Die angesprochenen Tabellen werden dabei wie folgt verknüpft. Die Angabe der Tabellen erfolgt in der Reihenfolge, wie diese auch bei der Infoset Anlage ergänzt werden. Bei den Verknüpfungen handelt es sich um eine "normale" Verknüpfung. Dieser ist mit <--> angegeben.

Zur Darstellung der Bewegungsarten werden die beiden Tabellen GLPCA ("EC-PCA: Ist-Einzelposten") und TABWT ("Bewegungsartentexte der Anlagenbuchhaltung") über die Felder Anlagenbewegungsart miteinander verknüpft.

GLPCA-ANBWA<--> TABWT-BWASL

Für die Zuordnung von CO-Beleg und Anlagenstamm werden die beiden Tabellen GLPCA und ANLZ ("Valutierte Anlagen-Zuordnungen") miteinander über die Felder Buchungskreis, Anlagen-Hauptnummer (ANLN1) und Anlagen-Unternummer (ANLN2) verknüpft.

GLPCA-RBUKRS <--> ANLZ-BUKRS
GLPCA-ANLN1<--> ANLZ-ANLN1
GLPCA-ANLN2<--> ANLZ-ANLN2

In den einzelnen Feldgruppen werden dann alle Felder der Tabellen GLPCA und TABWT übernomen. Bei der Feldgruppe über die Tabelle ANLZ kann sich auf folgende Felder beschränkt werden:
ANLZ-BDATU - Datum Gültigkeitsende
ANLZ-ADATU - Datum Gültigkeitsbeginn
ANLZ-ANLN2 - Anlagenunternummer
ANLZ-ANLN1 - Anlagen-Hauptnummer
ANLZ-KOSTL - Kostenstelle
ANLZ-CAUFN - Innenauftrag
ANLZ-KOSTLV - Verantwortliche Kostenstelle der Anlage

Diese Vorgehensweise ist auch schon im Artikel "Lebensweg einer Anlage oder Query über zeitabhängige Stammdaten einer Anlage" beschrieben. Wobei hier keine einzelnen Tabellen sondern eine logische Datenbank der Finanzbuchhaltung (bzw. Anlagenbuchhaltung) genutzt wurde.
 

2. Query definieren


In der Querydefiniton besteht die Möglichkeit über die im Infoset hinterlegten Felder der tabellen weitere Informationen zu hinterlegen und in der Grundliste entsprechend auszuwerten. Hierfür wird innerhalb der Query mit lokalen Feldern gearbeitet.

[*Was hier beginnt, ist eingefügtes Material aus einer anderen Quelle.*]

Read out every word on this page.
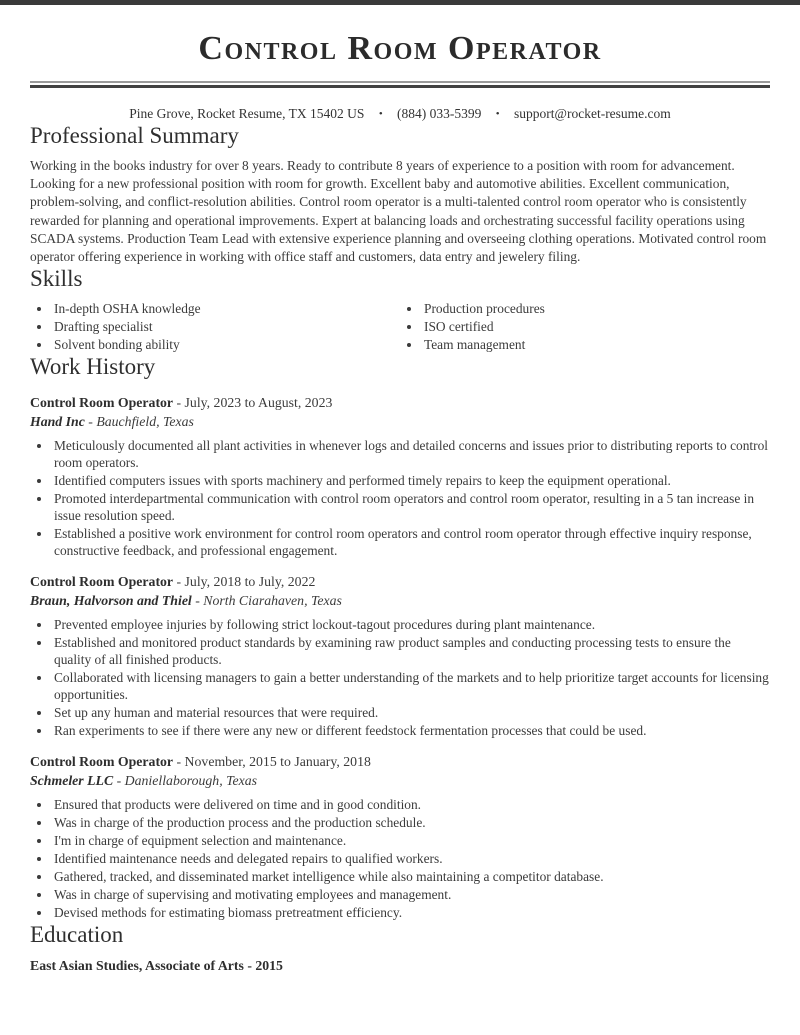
Control Room Operator
Pine Grove, Rocket Resume, TX 15402 US • (884) 033-5399 • support@rocket-resume.com
Professional Summary

Working in the books industry for over 8 years. Ready to contribute 8 years of experience to a position with room for advancement. Looking for a new professional position with room for growth. Excellent baby and automotive abilities. Excellent communication, problem-solving, and conflict-resolution abilities. Control room operator is a multi-talented control room operator who is consistently rewarded for planning and operational improvements. Expert at balancing loads and orchestrating successful facility operations using SCADA systems. Production Team Lead with extensive experience planning and overseeing clothing operations. Motivated control room operator offering experience in working with office staff and customers, data entry and jewelery filing.

Skills
• In-depth OSHA knowledge
• Drafting specialist
• Solvent bonding ability
• Production procedures
• ISO certified
• Team management
Work History

Control Room Operator - July, 2023 to August, 2023

Hand Inc - Bauchfield, Texas

• Meticulously documented all plant activities in whenever logs and detailed concerns and issues prior to distributing reports to control room operators.
• Identified computers issues with sports machinery and performed timely repairs to keep the equipment operational.
• Promoted interdepartmental communication with control room operators and control room operator, resulting in a 5 tan increase in issue resolution speed.
• Established a positive work environment for control room operators and control room operator through effective inquiry response, constructive feedback, and professional engagement.

Control Room Operator - July, 2018 to July, 2022

Braun, Halvorson and Thiel - North Ciarahaven, Texas

• Prevented employee injuries by following strict lockout-tagout procedures during plant maintenance.
• Established and monitored product standards by examining raw product samples and conducting processing tests to ensure the quality of all finished products.
• Collaborated with licensing managers to gain a better understanding of the markets and to help prioritize target accounts for licensing opportunities.
• Set up any human and material resources that were required.
• Ran experiments to see if there were any new or different feedstock fermentation processes that could be used.

Control Room Operator - November, 2015 to January, 2018

Schmeler LLC - Daniellaborough, Texas

• Ensured that products were delivered on time and in good condition.
• Was in charge of the production process and the production schedule.
• I'm in charge of equipment selection and maintenance.
• Identified maintenance needs and delegated repairs to qualified workers.
• Gathered, tracked, and disseminated market intelligence while also maintaining a competitor database.
• Was in charge of supervising and motivating employees and management.
• Devised methods for estimating biomass pretreatment efficiency.
Education

East Asian Studies, Associate of Arts - 2015
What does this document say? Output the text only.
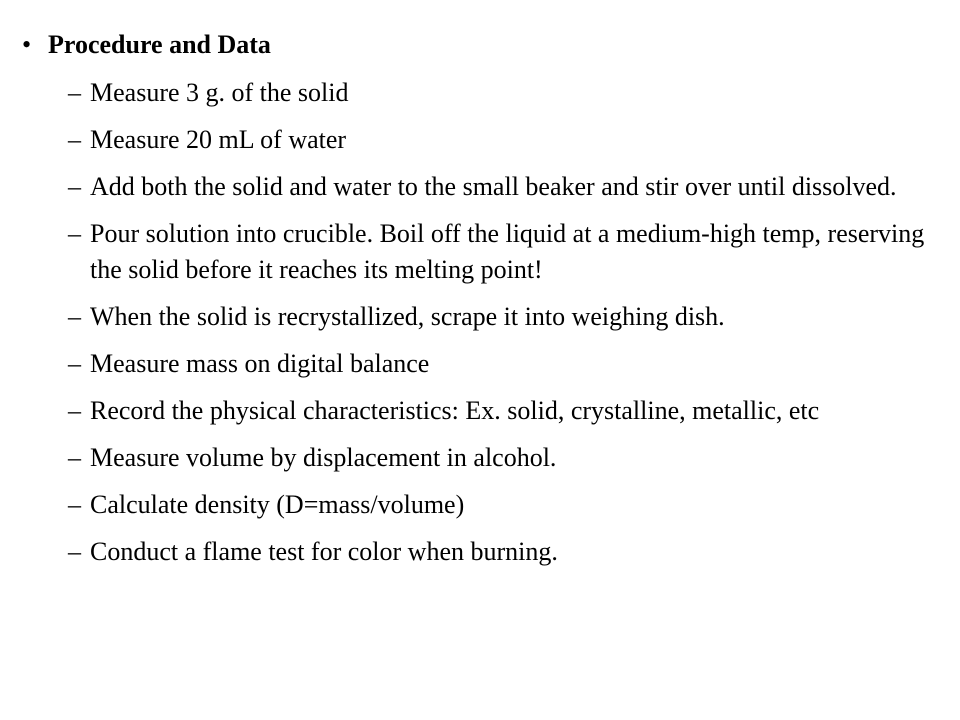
• Procedure and Data
– Measure 3 g. of the solid
– Measure 20 mL of water
– Add both the solid and water to the small beaker and stir over until dissolved.
– Pour solution into crucible. Boil off the liquid at a medium-high temp, reserving the solid before it reaches its melting point!
– When the solid is recrystallized, scrape it into weighing dish.
– Measure mass on digital balance
– Record the physical characteristics: Ex. solid, crystalline, metallic, etc
– Measure volume by displacement in alcohol.
– Calculate density (D=mass/volume)
– Conduct a flame test for color when burning.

2.1 Lokale Zusatzfelder anlegen

Um lokale Felder zu definieren wird nicht direkt die Grundliste der Query bearbeitet (wo auch das Layoutdesign gepflegt wird) sondern innerhalb der Querypflege (Transaktion SQ01) mit "nächstes Bild (F6)" auf die Feldauswahl der Query gewechselt. Alternativ ist es auch möglich dies über das Menü SPRINGEN->FELDAUSWAHL->FELDAUSWAHL zu erreichen.

Über
BEARBEITEN->KURZBEZEICHNUNG
kann für die einzelnen Felder eine Kurzbezeichnung eingestellt werden. Nun werden rechts neben den Datenfeldern Eingabefelder für die Kurzbezeichnung angegeben. Hier erhalten nun folgende Felder eine Kurzbezeichnung (in der Beschreibung ist die Bezeichnung, gefolgt von der angelegten Kurzbezeichnung (fett hervorgehoben) und des dahinter technisch liegenden Tabellenfeldes angegeben):

Feldgruppe EC-PCA: Ist-Einzelposten (GLPCA
  • Betrag in Profit-Center-Hauswährung - KSL (GLPCA-KSL)
  • Buchungsdatum im Beleg - BUDAT (GLPCA-BUDAT)
  • Kostenstelle - KOSTL (GLPCA-KOSTL)
  • Auftragsnummer - AUFNR (GLPCA-AUFNR)
Feldgruppe Valutierte Anlagen-Zuordnungen (ANLZ)
  • Datum Gültigkeitsende - BDATU (ANLZ-BDATU)
  • Datum Gültigkeitsbeginn - ADATU (ANLZ-ADATU)
  • Kostenstelle - ANLZ_KOSTL (ANLZ-KOSTL)
  • Innenauftrag - ANLZ_CAUFN (ANLZ-CAUFN)
Diese Kurzbezeichnung ist notwendig, da wir auf diese dann Bezug nehmen, wenn wir ein eigens Feld mit einer Formel anlegen.

Dieses geht über

BEARBEITEN->LOKALES FELD->ANLEGEN

Dieses Lokale Feld wird dann in der Feldgruppe angelegt, in der wir uns gerade befinden. In unseren Fall also ebenfalls in der Feldgruppe der Tabelle ANLZ bzw. der Bezeichnung der Feldgruppe "Valutierte Anlagen-Zuordnungen".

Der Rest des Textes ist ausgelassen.